American Athletic Conference | |
---|---|
Established | May 31, 1979 |
Association | NCAA |
Division | Division I FBS |
Members | 15 (11 Full, 4 Associate) |
Sports fielded | 21 (men's: 10; women's: 11) |
Region |
|
Former names | Big East (1979–2013) |
Headquarters | Providence, Rhode Island |
Commissioner | Michael Aresco (since 2012) |
Website | www |
Locations | |
The American Athletic Conference (also known as The American and sometimes abbreviated AAC) is an American collegiate athletic conference, featuring 11 member universities and four associate member universities that compete in the National Collegiate Athletic Association's (NCAA) Division I, with its football teams competing in the Football Bowl Subdivision (FBS). Member universities represent a range of private and public universities of various enrollment sizes located primarily in urban metropolitan areas in the Northeastern, Midwestern, Western, and Southern regions of the United States.
The American was considered one of the six collegiate power conferences of the Bowl Championship Series (BCS) era. With the advent of the College Football Playoff in 2014, The American became a "Group of Five" conference, which shares one automatic spot in the New Year's Six bowl games.

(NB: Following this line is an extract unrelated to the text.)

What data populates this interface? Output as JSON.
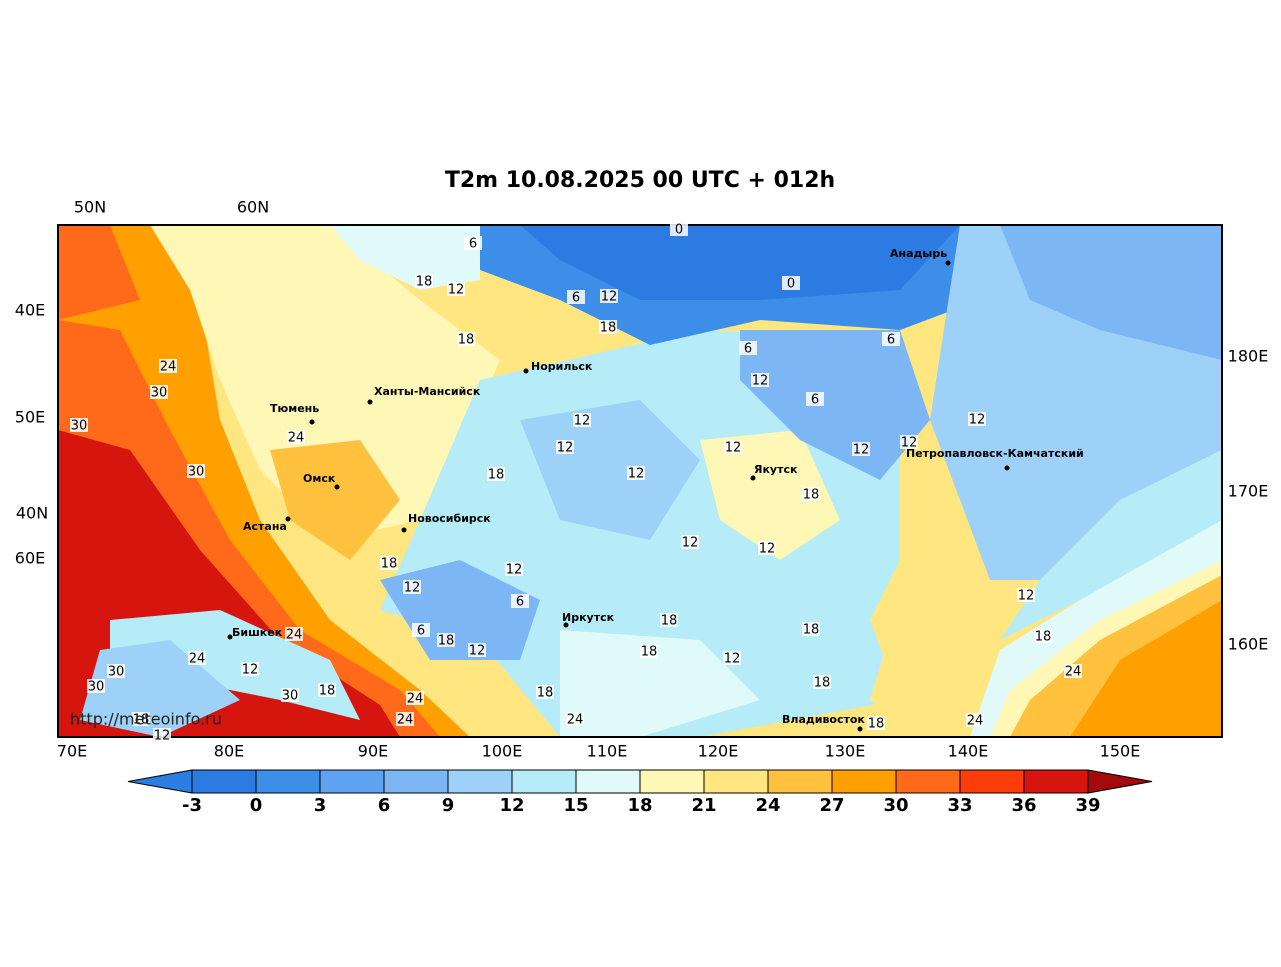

The league is the product of substantial turmoil in the original Big East Conference during the 2010–14 conference realignment period. It is one of two conferences to emerge from the all-sports Big East in 2013. While the other successor, which does not sponsor football, purchased the Big East Conference name, The American inherited the old Big East's structure and is that conference's legal successor. However, both conferences claim 1979 as their founding date, and the same history up to 2013. The American is headquartered in Providence, Rhode Island, and led by Commissioner Michael Aresco.